Уже под утро Янке опять приснился чудный сон: неслышными мягкими лапками к кровати подошел Гаврюха, запрыгнул на одеяло и лизнул шершавым наждачным языком прямо в лицо. А дальше начались чудеса в решете: Гаврюха принялся на глазах расти, раздуваться на манер воздушного шара, пока не превратился в невиданного огромно-полосатого зверя с большими ушами. Она крепко обхватила его за шею и котяра бесшумно вылетел в окно под теплые осенние звезды, и закружил над Городом, расставив мощные лапы, как шасси. А у нее за плечами раскрылись два шелестящих и прозрачных, точно папиросная бумага, стрекозиных крыла... Наверно, это Сережины байки про Эльфа так подействовали, никакого другого более-менее логичного объяснения Яна так и не придумала.

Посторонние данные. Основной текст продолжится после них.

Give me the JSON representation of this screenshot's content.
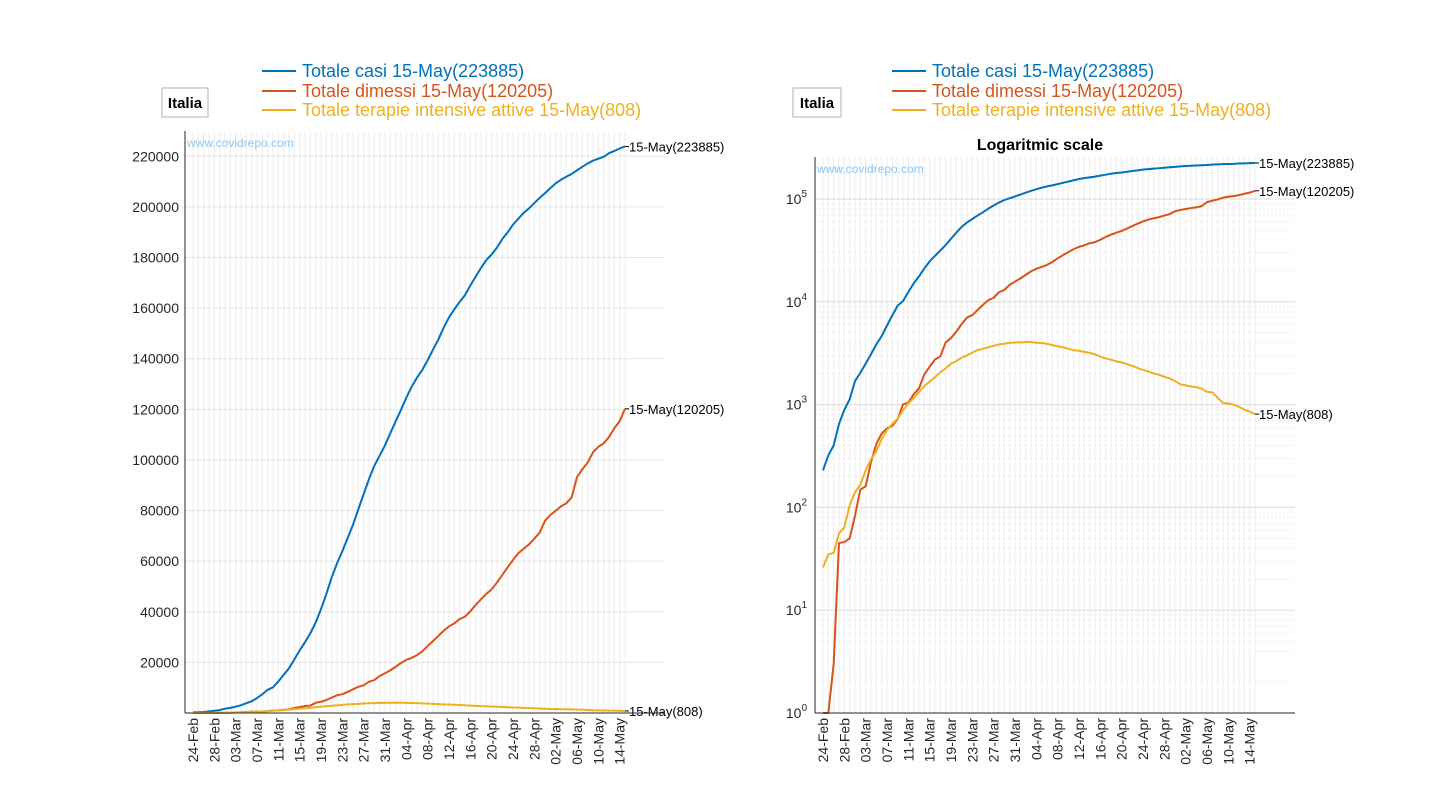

Одеваться по погоде она никогда не умела, это факт! Сегодня приключилась та же история: часа два крутилась перед зеркалом, тщательно подбирая нужный прикид, но потом как-то сразу скисла, выдохлась, как проколотый шарик, и стало всё равно. Мелькнула даже малодушная мысль никуда не пойти, но вовремя вспомнила, что не знает Сережкиных координат...

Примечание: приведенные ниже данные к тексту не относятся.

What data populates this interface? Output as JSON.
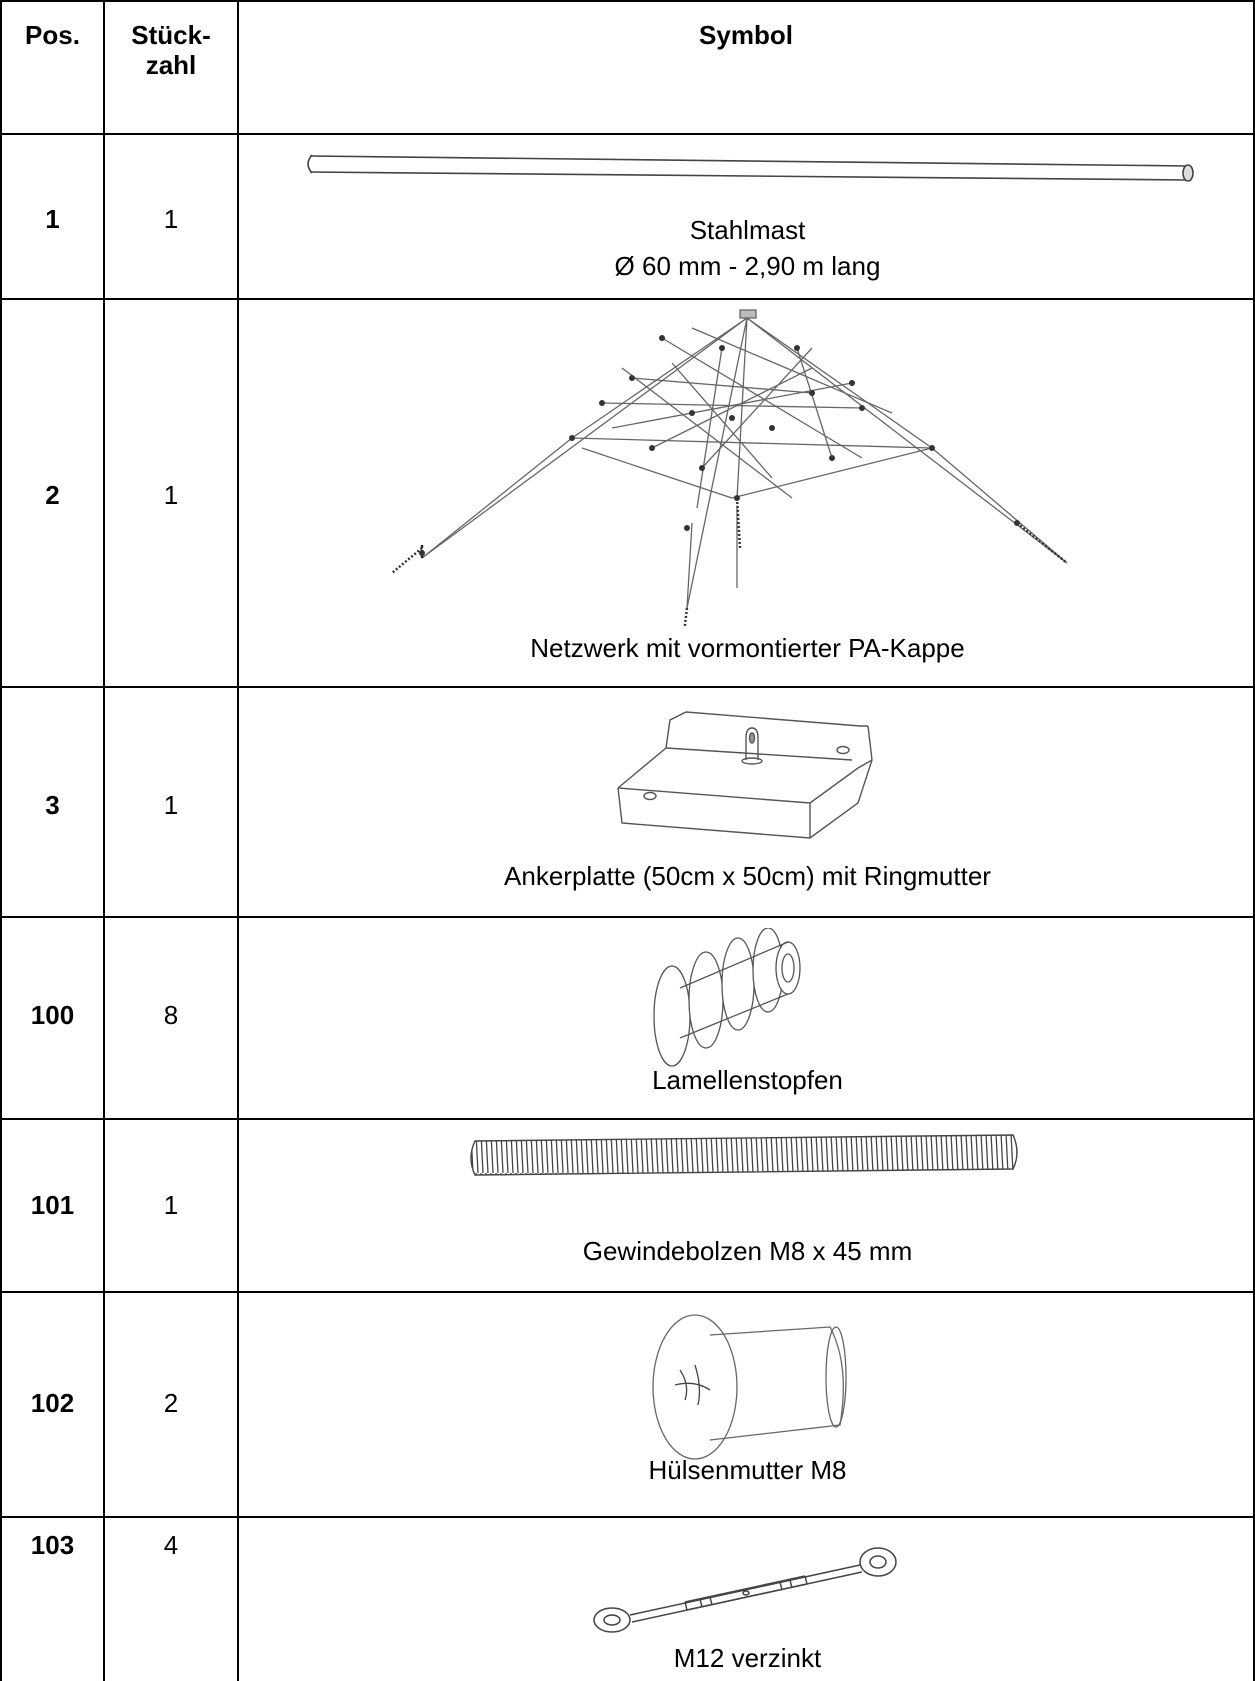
{
  "table": {
    "headers": {
      "pos": "Pos.",
      "qty_line1": "Stück-",
      "qty_line2": "zahl",
      "symbol": "Symbol"
    },
    "rows": [
      {
        "pos": "1",
        "qty": "1",
        "caption": [
          "Stahlmast",
          "Ø 60 mm - 2,90 m lang"
        ],
        "icon": "steel-mast-drawing"
      },
      {
        "pos": "2",
        "qty": "1",
        "caption": [
          "Netzwerk mit vormontierter PA-Kappe"
        ],
        "icon": "rope-net-drawing"
      },
      {
        "pos": "3",
        "qty": "1",
        "caption": [
          "Ankerplatte (50cm x 50cm) mit Ringmutter"
        ],
        "icon": "anchor-plate-drawing"
      },
      {
        "pos": "100",
        "qty": "8",
        "caption": [
          "Lamellenstopfen"
        ],
        "icon": "lamella-plug-drawing"
      },
      {
        "pos": "101",
        "qty": "1",
        "caption": [
          "Gewindebolzen M8 x 45 mm"
        ],
        "icon": "threaded-bolt-drawing"
      },
      {
        "pos": "102",
        "qty": "2",
        "caption": [
          "Hülsenmutter M8"
        ],
        "icon": "sleeve-nut-drawing"
      },
      {
        "pos": "103",
        "qty": "4",
        "caption": [
          "M12 verzinkt"
        ],
        "icon": "turnbuckle-drawing"
      }
    ]
  }
}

Единственный плюс, в это воскресенье никто из домашних не приставал с поражающими своей глубиной советами и комментариями - родители еще с утра удачно разбежались кто куда. Мама - наверняка к одной из своих бесчисленных подруг-морячек, которых Яна и по имени запомнить не может, а папа... Отец перед ней в последнее время не отчитывается - развел тут, понимаешь, тайны версальского двора! Лишь перед уходом заглянул в комнату как будто бы "по делу", любопытный нос. (Выражение лица при этом, надо заметить, стало весьма ироничное. Неужели услышал, как она вчера договаривалась с Сергеем?..)

Как всегда в минуты спешки, Гаврюха в сильном возбуждении путался под ногами.